The following table is a comparison of published measurements of length, width and load recorded in different sources using different methods, as well as the name or names cited. NBI measures bridge length between the "backwalls of abutments" or pavement grooves and the roadway width as "the most restrictive minimum distance between curbs or rails". The NRHP form was prepared by the Pennsylvania Historical and Museum Commission (PHMC), which surveyed county engineers, historical and covered bridge societies, and others for all the covered bridges in the commonwealth. The Evans visited every covered bridge in Pennsylvania in 2001 and measured each bridge's length (portal to portal) and width (at the portal) for their book.
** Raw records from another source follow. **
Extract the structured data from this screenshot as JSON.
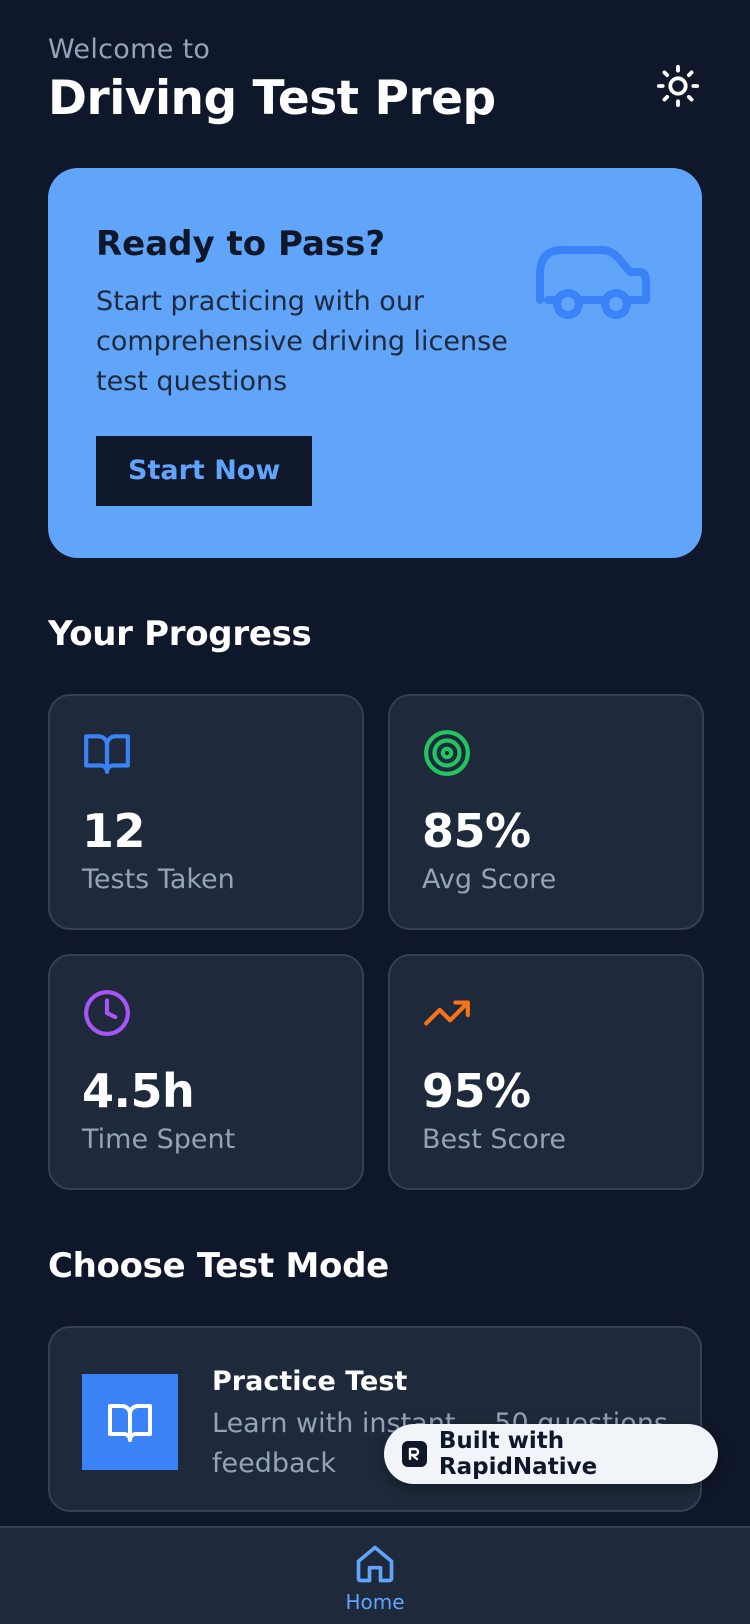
{
  "header": {
    "welcome": "Welcome to",
    "title": "Driving Test Prep",
    "theme_icon": "sun-icon"
  },
  "hero": {
    "title": "Ready to Pass?",
    "description": "Start practicing with our comprehensive driving license test questions",
    "button_label": "Start Now",
    "icon": "car-icon"
  },
  "progress": {
    "section_title": "Your Progress",
    "stats": [
      {
        "value": "12",
        "label": "Tests Taken",
        "icon": "book-open-icon",
        "color": "#3b82f6"
      },
      {
        "value": "85%",
        "label": "Avg Score",
        "icon": "target-icon",
        "color": "#22c55e"
      },
      {
        "value": "4.5h",
        "label": "Time Spent",
        "icon": "clock-icon",
        "color": "#a855f7"
      },
      {
        "value": "95%",
        "label": "Best Score",
        "icon": "trending-up-icon",
        "color": "#f97316"
      }
    ]
  },
  "modes": {
    "section_title": "Choose Test Mode",
    "items": [
      {
        "title": "Practice Test",
        "description": "Learn with instant feedback",
        "meta": "50 questions",
        "icon": "book-open-icon"
      }
    ]
  },
  "badge": {
    "label": "Built with RapidNative"
  },
  "nav": {
    "home_label": "Home"
  },
  "colors": {
    "background": "#0f172a",
    "card": "#1e293b",
    "accent": "#60a5fa",
    "primary": "#3b82f6"
  }
}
The data in Zacher's book was based on a 1991 survey of all covered bridges in Pennsylvania by the PHMC and PennDOT, aided by local government and private agencies. The article uses primarily the NBI and NRHP data, as they are national programs.
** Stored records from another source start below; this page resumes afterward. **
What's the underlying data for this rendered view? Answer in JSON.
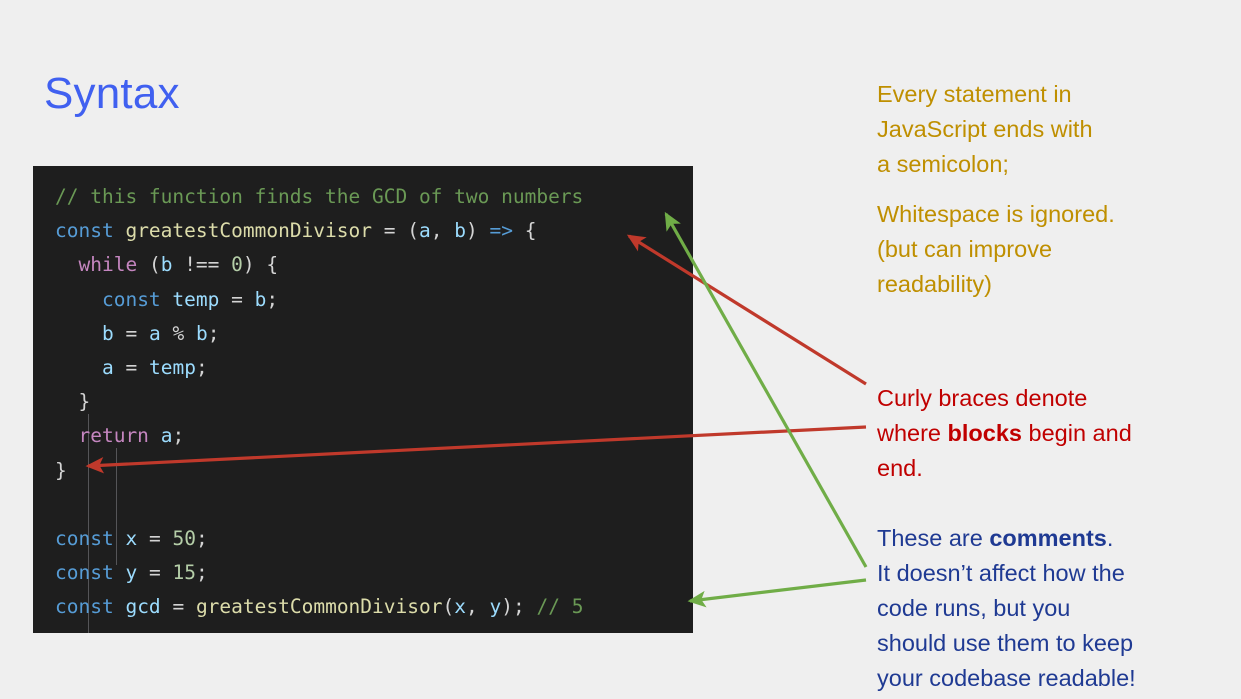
{
  "slide": {
    "title": "Syntax",
    "background_color": "#efefef",
    "title_color": "#4060f0"
  },
  "code_block": {
    "background_color": "#1e1e1e",
    "language": "javascript",
    "lines": [
      {
        "id": "line-1",
        "text": "// this function finds the GCD of two numbers"
      },
      {
        "id": "line-2",
        "text": "const greatestCommonDivisor = (a, b) => {"
      },
      {
        "id": "line-3",
        "text": "  while (b !== 0) {"
      },
      {
        "id": "line-4",
        "text": "    const temp = b;"
      },
      {
        "id": "line-5",
        "text": "    b = a % b;"
      },
      {
        "id": "line-6",
        "text": "    a = temp;"
      },
      {
        "id": "line-7",
        "text": "  }"
      },
      {
        "id": "line-8",
        "text": "  return a;"
      },
      {
        "id": "line-9",
        "text": "}"
      },
      {
        "id": "line-10",
        "text": ""
      },
      {
        "id": "line-11",
        "text": "const x = 50;"
      },
      {
        "id": "line-12",
        "text": "const y = 15;"
      },
      {
        "id": "line-13",
        "text": "const gcd = greatestCommonDivisor(x, y); // 5"
      }
    ],
    "token_colors": {
      "comment": "#6a9955",
      "keyword": "#569cd6",
      "control": "#c586c0",
      "function": "#dcdcaa",
      "variable": "#9cdcfe",
      "number": "#b5cea8",
      "punctuation": "#d4d4d4"
    }
  },
  "annotations": {
    "semicolon": {
      "color": "#bf8f00",
      "lines": [
        "Every statement in",
        "JavaScript ends with",
        "a semicolon;"
      ]
    },
    "whitespace": {
      "color": "#bf8f00",
      "lines": [
        "Whitespace is ignored.",
        "(but can improve",
        "readability)"
      ]
    },
    "braces": {
      "color": "#c00000",
      "line1": "Curly braces denote",
      "line2_pre": "where ",
      "line2_bold": "blocks",
      "line2_post": " begin and",
      "line3": "end."
    },
    "comments": {
      "color": "#1f3a93",
      "line1_pre": "These are ",
      "line1_bold": "comments",
      "line1_post": ".",
      "line2": "It doesn’t affect how the",
      "line3": "code runs, but you",
      "line4": "should use them to keep",
      "line5": "your codebase readable!"
    }
  },
  "arrows": [
    {
      "name": "arrow-braces-open",
      "color": "#c0392b",
      "points_to": "opening-curly-brace-line-2"
    },
    {
      "name": "arrow-braces-close",
      "color": "#c0392b",
      "points_to": "closing-curly-brace-line-9"
    },
    {
      "name": "arrow-comment-top",
      "color": "#70ad47",
      "points_to": "comment-line-1"
    },
    {
      "name": "arrow-comment-inline",
      "color": "#70ad47",
      "points_to": "inline-comment-line-13"
    }
  ]
}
| Length feet (m) | Width feet (m) | Load short tons (MT) | Source (Year) |
|---|---|---|---|
| 25.6 metres (84.0 ft) | 4.3 metres (14.1 ft) | 4.5 metric tons (5.0 short tons) | NBI (2007) |
| 72 feet (21.9 m)* | 11 feet (3.4 m) | 3 short tons (2.7 t) | NRHP (1979) |
| 85 feet 9 inches (26.1 m) | 14 feet 1 inch (4.3 m) | NA | Evans (2001) |
| 72 feet (21.9 m)* | 14 feet (4.3 m) | NA | Zacher (1986) |

- Listed mainspan length only

== See also ==

- List of bridges on the National Register of Historic Places in Pennsylvania

== Notes ==

a. The National Highway Administration established the sufficiency rating, which can vary from a low of 0 to a high of 100, as a way to prioritize federal funding for bridges. The rating is calculated based on "structural adequacy, whether the bridge is functionally obsolete, and level of service provided to the public". Federal funds are available for replacement of bridges with a rating of 50 or below, while those with a rating of 80 or below qualify for rehabilitation. In 2007, Pennsylvania had 22,291 bridges over 20 ft long, of which 42.9 percent were either structurally deficient or functionally obsolete.